Dalam Buku ‘Information Technology for Management’, Turban et. al, (2004) mendefinisikan SC sebagai aliran material, informasi, pembayaran dan pelayanan dari mulai pasokan bahan baku, melalui pabrik dan gudang sampai ke pamakai akhir. SC meliputi organisasi dan proses menciptakan maupun mengirimkan produk, informasi dan servis kepada pemakai. SC juga meliputi beberapa kegiatan seperti pembelian, alur pembayaran, pengelolaan material, perencanaan dan kontrol produksi, kontrol logistik dan pergudangan, inventori, distribusi dan pengiriman (ibid).
Lambert (1998) menyatakan bahwa SCM merupakan integrasi atas proses-proses bisnis dari pengguna akhir melalui pemasok awal yang menyediakan produk, jasa, dan informasi yang memberikan nilai tambah bagi pelanggan.
Menurut Simchi-Levi (2002), SCM adalah suatu kumpulan pendekatan yang digunakan untuk mengintegrasikan secara efisien antara pemasok,
perusahaan manufaktur, pergudangan, dan toko, sehingga barang diproduksi dan didistribusikan pada kuantitas, lokasi, dan waktu yang benar, untuk meminimumkan biaya-biaya pada kondisi yang memuaskan kebutuhan tingkat pelayanan.
Menurut Handfield (1999), SCM merupakan integrasi atas kegiatan-kegiatan dalam suatu rantai pasok dengan hubungan yang diperbaiki, untuk mencapai suatu keunggulan bersaing yang
berkelanjutan.
 Chopra & Meindl (2001) berpendapat bahwa SCM mencakup manajemen atas aliran-aliran di antara tingkatan dalam suatu rantai pasok untuk memaksimumkan keuntungan total.
Sejak mulai tahun 60-an sampai sekarang ini SCM selalu mengalami evolusi dan perbaikan seiring perkembangan IT, mulai dari proses internal melalui MRP sampai dengan inter organisasional dan enterprise melaui IOIS dan EIS.
Menurut Ross, F.D (2003), awal perkembangan konsep SCM didasarkan pada dua fakta yaitu bahwa pada tahun 1960-an pabrikan dituntut untuk menurunkan biaya produksi dan perkembangan teknologi informasi khususnya internet yang mampu membantu merealisasikan suatu sistem terpadu sehingga mendorong perusahaan untuk melakukan efisiensi biaya bukan saja pada lingkup satu perusahan saja.
SCM merupakan konsep yang semakin penting pada era perdagangan bebas dan globalisasi.

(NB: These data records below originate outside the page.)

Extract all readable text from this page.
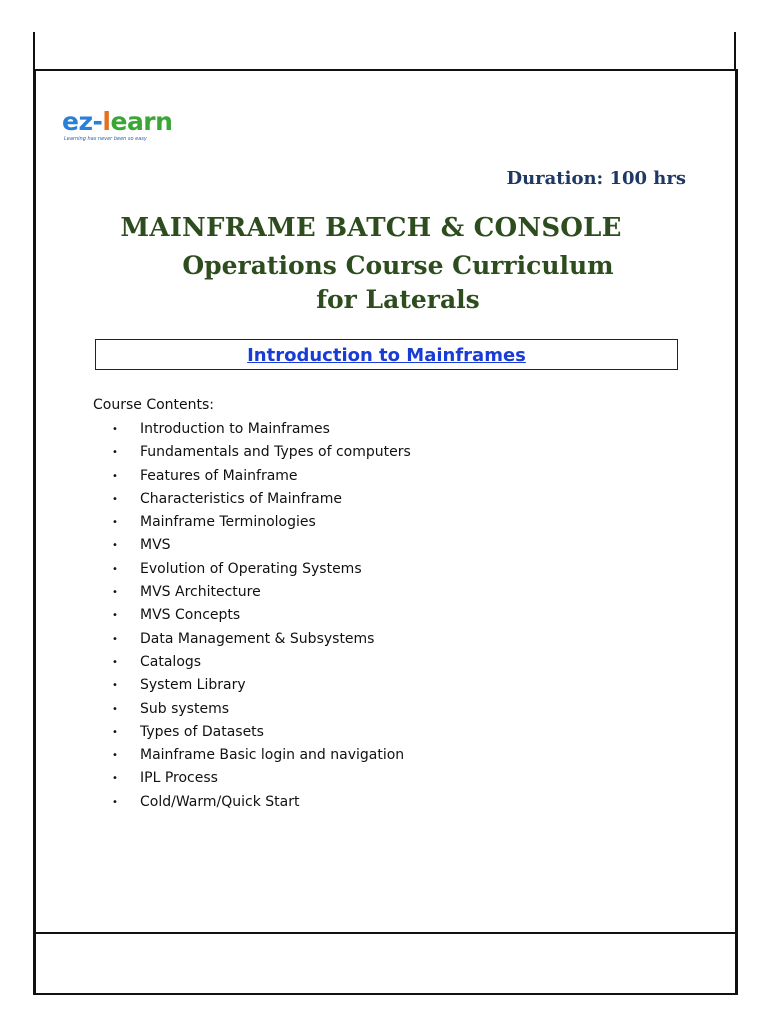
ez-learn
Learning has never been so easy
Duration: 100 hrs
MAINFRAME BATCH & CONSOLE
Operations Course Curriculum
for Laterals
Introduction to Mainframes
Course Contents:
• Introduction to Mainframes
• Fundamentals and Types of computers
• Features of Mainframe
• Characteristics of Mainframe
• Mainframe Terminologies
• MVS
• Evolution of Operating Systems
• MVS Architecture
• MVS Concepts
• Data Management & Subsystems
• Catalogs
• System Library
• Sub systems
• Types of Datasets
• Mainframe Basic login and navigation
• IPL Process
• Cold/Warm/Quick Start
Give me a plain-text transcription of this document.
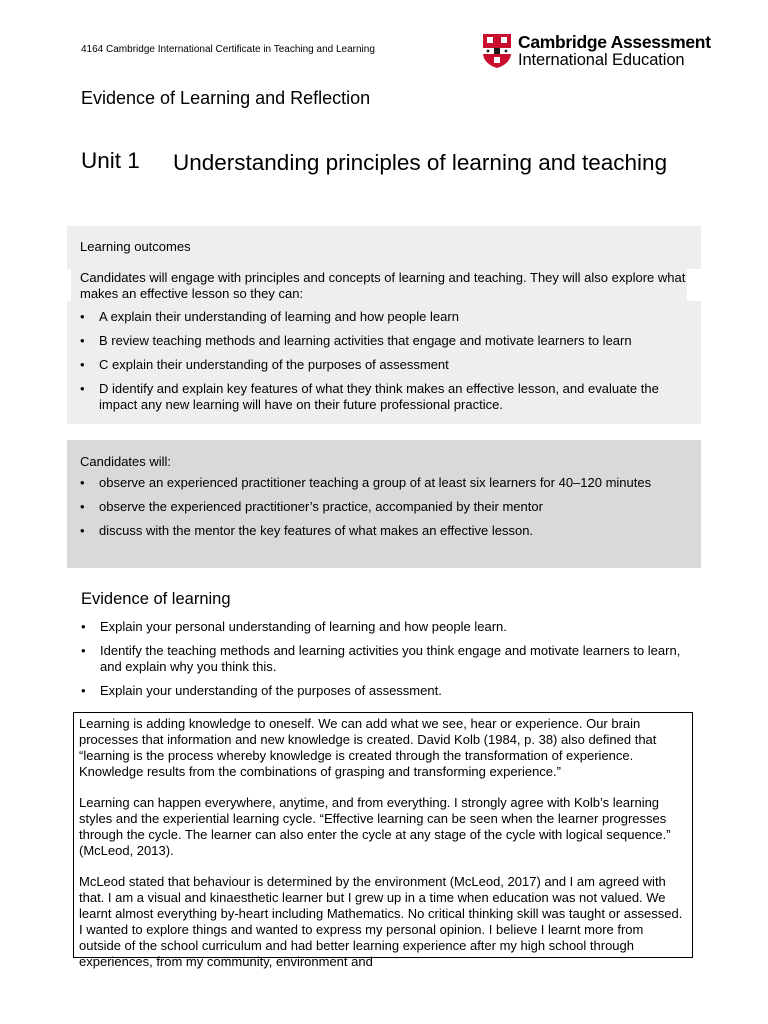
4164 Cambridge International Certificate in Teaching and Learning	Cambridge Assessment
International Education
Evidence of Learning and Reflection
Unit 1 Understanding principles of learning and teaching
Learning outcomes
Candidates will engage with principles and concepts of learning and teaching. They will also explore what makes an effective lesson so they can:
• A explain their understanding of learning and how people learn
• B review teaching methods and learning activities that engage and motivate learners to learn
• C explain their understanding of the purposes of assessment
• D identify and explain key features of what they think makes an effective lesson, and evaluate the impact any new learning will have on their future professional practice.
Candidates will:
• observe an experienced practitioner teaching a group of at least six learners for 40–120 minutes
• observe the experienced practitioner’s practice, accompanied by their mentor
• discuss with the mentor the key features of what makes an effective lesson.
Evidence of learning
• Explain your personal understanding of learning and how people learn.
• Identify the teaching methods and learning activities you think engage and motivate learners to learn, and explain why you think this.
• Explain your understanding of the purposes of assessment.

Learning is adding knowledge to oneself. We can add what we see, hear or experience. Our brain processes that information and new knowledge is created. David Kolb (1984, p. 38) also defined that “learning is the process whereby knowledge is created through the transformation of experience. Knowledge results from the combinations of grasping and transforming experience.”

Learning can happen everywhere, anytime, and from everything. I strongly agree with Kolb’s learning styles and the experiential learning cycle. “Effective learning can be seen when the learner progresses through the cycle. The learner can also enter the cycle at any stage of the cycle with logical sequence.” (McLeod, 2013).

McLeod stated that behaviour is determined by the environment (McLeod, 2017) and I am agreed with that. I am a visual and kinaesthetic learner but I grew up in a time when education was not valued. We learnt almost everything by-heart including Mathematics. No critical thinking skill was taught or assessed. I wanted to explore things and wanted to express my personal opinion. I believe I learnt more from outside of the school curriculum and had better learning experience after my high school through experiences, from my community, environment and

Dalam era tersebut, persaingan bukan lagi produk melawan produk atau perusahaan melawan perusahaan akan tetapi lebih kepada rantai pasok (supply chain) melawan rantai pasok.
Menurut Lambert et. al dalam Croxton (2001), proses-proses bisnis dalam SCM terdiri atas delapan bagian yang meliputi: manajemen hubungan pelanggan, manajemen pelayanan pelanggan, manajemen permintaan, pemenuhan pesanan, manajemen aliran manufaktur, manajemen hubungan pemasok, pengembangan dan komersialisasi produk, dan manajemen pengembalian (return management).

5 MACAM TEKNOLOGI INFORMASI DALAM SCM

TEKNOLOGI INFORMASI DALAM SCM

Ada banyak keterlibatan IT dalam SCM, diantara lain dalam bentuk:
·         Enterprice Resource Planning (ERP): suatu metode mengatur seluruh proses bisnis yang ada dalam suatu perusahaan dengan suatu arsitektur perangkat lunak yang berjalan dalam waktu nyata, baik itu menyangkut otomasi back-end office system, front-end office system, maupun dalam hal peningkatan efisiensi, kualitas dan produktifitas serta keuntungan (Turban et. al, John Wiley & Sons, Inc. 2004).

·         Inter Organizations Information System (IOIS): suatu sistem yang bekerja untuk mengumpulkan, memproses, menyimpan, menganalisa dan menyebarluaskan informasi yang berada dalam dua atau lebih organisasi guna meningkatkan efisiensi proses transaksi bisnis seperti pemesanan, penagihan, pembayaran maupun lainnya (ibid).

·         Electronic Data Interchange (EDI): segala hal yang berkaitan dengan standar perpindahan data yang berhubungan dengan transaksi bisnis antara komputer (Walton and Marucheck, 1997).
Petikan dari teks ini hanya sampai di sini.